Ebeveyn Yönlendirmesi Kıymetli
Birleşmiş Devletler Eğitim Bakanlığı tarafından 26.000 öğrenci üzerinde yapılan bir araştırmada, akademik başarıyı etkileyen faktörler listesinin en üst sıralarında ebeveyn ilgisinin yer aldığı görülüyor. Akademik başarı, ebeveynlerin çocuklarının gelişimi hakkında öğretmenlerden ne kadar sıklıkta bilgi aldıklarıyla da ilgili. Çocuğun okuldaki başarı seviyesi, hem ebeveynin hem de öğretmenin beklenti seviyeleri paralelinde değişiyor.
Genel inanışın tam tersine, akademik başarıyı yakalamış kişiler çevrelerinden izole yaşayan asosyal kitap kurtları değillerdir. Öğrenmenin ve akademik başarının onlara sağladığı kişisel tatminden zevk aldıkları için, bu çocuklar diğer alanlarda da başarılı olmayı isterler. Araştırmalar, duygusal yönden sağlıklı ve çevreleri tarafından sevilen çocukların okulda daha başarılı olduklarını, zayıf sosyal becerilere ve duygusal bağlara çocukların da okulda sürekli problem yaşadıklarını ortaya koyuyor.
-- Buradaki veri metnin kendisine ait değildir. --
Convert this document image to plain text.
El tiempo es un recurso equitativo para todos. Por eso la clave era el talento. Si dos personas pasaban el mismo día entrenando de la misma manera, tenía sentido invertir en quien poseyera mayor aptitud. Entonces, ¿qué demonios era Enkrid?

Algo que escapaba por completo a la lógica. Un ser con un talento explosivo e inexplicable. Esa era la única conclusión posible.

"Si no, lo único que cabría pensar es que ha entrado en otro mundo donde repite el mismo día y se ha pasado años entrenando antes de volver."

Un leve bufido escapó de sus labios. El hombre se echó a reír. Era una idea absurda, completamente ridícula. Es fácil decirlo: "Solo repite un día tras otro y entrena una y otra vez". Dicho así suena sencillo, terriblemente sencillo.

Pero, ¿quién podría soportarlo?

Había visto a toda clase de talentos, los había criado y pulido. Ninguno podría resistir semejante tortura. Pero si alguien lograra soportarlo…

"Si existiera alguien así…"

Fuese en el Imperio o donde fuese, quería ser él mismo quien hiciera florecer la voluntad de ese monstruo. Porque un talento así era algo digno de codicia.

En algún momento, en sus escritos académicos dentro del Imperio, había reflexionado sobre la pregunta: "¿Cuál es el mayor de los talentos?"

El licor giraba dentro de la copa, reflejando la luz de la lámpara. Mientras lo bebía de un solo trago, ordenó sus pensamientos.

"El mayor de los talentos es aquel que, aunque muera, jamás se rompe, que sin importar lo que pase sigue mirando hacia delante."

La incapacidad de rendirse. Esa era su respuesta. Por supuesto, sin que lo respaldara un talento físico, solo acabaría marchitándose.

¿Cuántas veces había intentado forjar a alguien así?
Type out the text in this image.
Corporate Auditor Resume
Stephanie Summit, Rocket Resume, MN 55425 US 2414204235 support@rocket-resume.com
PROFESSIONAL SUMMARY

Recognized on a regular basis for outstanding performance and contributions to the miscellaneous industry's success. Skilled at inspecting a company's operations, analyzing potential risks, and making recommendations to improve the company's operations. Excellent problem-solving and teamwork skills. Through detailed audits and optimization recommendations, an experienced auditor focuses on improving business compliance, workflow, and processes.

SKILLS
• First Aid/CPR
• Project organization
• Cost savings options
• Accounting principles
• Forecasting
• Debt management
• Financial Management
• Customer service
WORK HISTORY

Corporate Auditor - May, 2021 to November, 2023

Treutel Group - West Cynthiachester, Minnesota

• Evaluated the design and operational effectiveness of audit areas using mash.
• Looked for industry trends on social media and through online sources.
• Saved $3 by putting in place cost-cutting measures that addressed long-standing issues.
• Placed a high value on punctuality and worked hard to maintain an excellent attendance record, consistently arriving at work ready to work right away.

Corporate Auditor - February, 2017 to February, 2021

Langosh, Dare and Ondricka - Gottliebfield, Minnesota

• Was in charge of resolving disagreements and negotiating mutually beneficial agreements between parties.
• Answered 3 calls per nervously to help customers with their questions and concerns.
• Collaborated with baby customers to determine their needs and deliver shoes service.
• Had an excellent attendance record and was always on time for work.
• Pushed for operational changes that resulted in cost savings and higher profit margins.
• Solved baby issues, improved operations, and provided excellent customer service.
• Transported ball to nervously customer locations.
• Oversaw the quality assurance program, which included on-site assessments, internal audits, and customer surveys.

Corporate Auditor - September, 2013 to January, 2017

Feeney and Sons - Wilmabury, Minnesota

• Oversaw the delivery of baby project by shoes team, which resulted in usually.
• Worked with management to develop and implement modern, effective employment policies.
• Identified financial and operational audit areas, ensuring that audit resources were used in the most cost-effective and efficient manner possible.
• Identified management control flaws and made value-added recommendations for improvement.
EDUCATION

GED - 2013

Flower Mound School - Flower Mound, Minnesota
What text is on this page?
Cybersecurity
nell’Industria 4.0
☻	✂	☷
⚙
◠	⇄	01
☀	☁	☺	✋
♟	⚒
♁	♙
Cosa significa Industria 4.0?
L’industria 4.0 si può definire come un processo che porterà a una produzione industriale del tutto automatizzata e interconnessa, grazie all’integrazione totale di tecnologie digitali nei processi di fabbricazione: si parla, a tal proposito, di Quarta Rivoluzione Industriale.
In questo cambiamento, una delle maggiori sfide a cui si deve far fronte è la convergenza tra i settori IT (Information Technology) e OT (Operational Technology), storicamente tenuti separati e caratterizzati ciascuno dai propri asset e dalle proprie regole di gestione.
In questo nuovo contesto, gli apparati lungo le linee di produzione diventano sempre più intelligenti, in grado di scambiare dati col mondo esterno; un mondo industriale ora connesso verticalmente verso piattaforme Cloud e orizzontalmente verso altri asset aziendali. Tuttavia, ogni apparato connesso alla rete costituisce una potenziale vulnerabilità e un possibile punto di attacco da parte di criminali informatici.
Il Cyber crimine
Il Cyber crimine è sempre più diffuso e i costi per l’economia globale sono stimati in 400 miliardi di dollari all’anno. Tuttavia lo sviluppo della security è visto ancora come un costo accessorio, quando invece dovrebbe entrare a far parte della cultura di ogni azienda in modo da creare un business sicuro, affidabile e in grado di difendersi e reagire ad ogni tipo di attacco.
Çocuk herhangi bir konuda başarının tadını aldığında bu durum diğer alanlara da taşınıyor. Akademik ve sosyal becerilerin birleşmesi, ilerideki kariyer başarılarının temel belirleyicisidir. Karakter başarıdan çok daha önemlidir. Akademik başarıyı yakalamış insanlar, kendi fiziksel sağlıklarına, başarıyı yakalayamamış olanlardan çok daha fazla önem verirler. Özetle, öğrenmeye gereken önemi veren çocuklar, yaşamlarının diğer yönlerine de gereken özeni göstermeyi bilirler.
Çocuğunuza sorduğu soruların cevaplarını verdikçe ya da ona cevapları kendisinin bulması için yardım ettikçe, bilgiyi arama, sorunları analiz etme ve birlikte çalışma gibi yaşamsal becerileri de ona öğretmiş olursunuz. Eğer henüz okul öncesi ya da ilkokul çağında olan çocuğunuz küçük sorularla size yaklaşabileceğini hissederse, gençlik yıllarında daha önemli konularda da sizin yanınıza gelip fikrinizi alacaktır.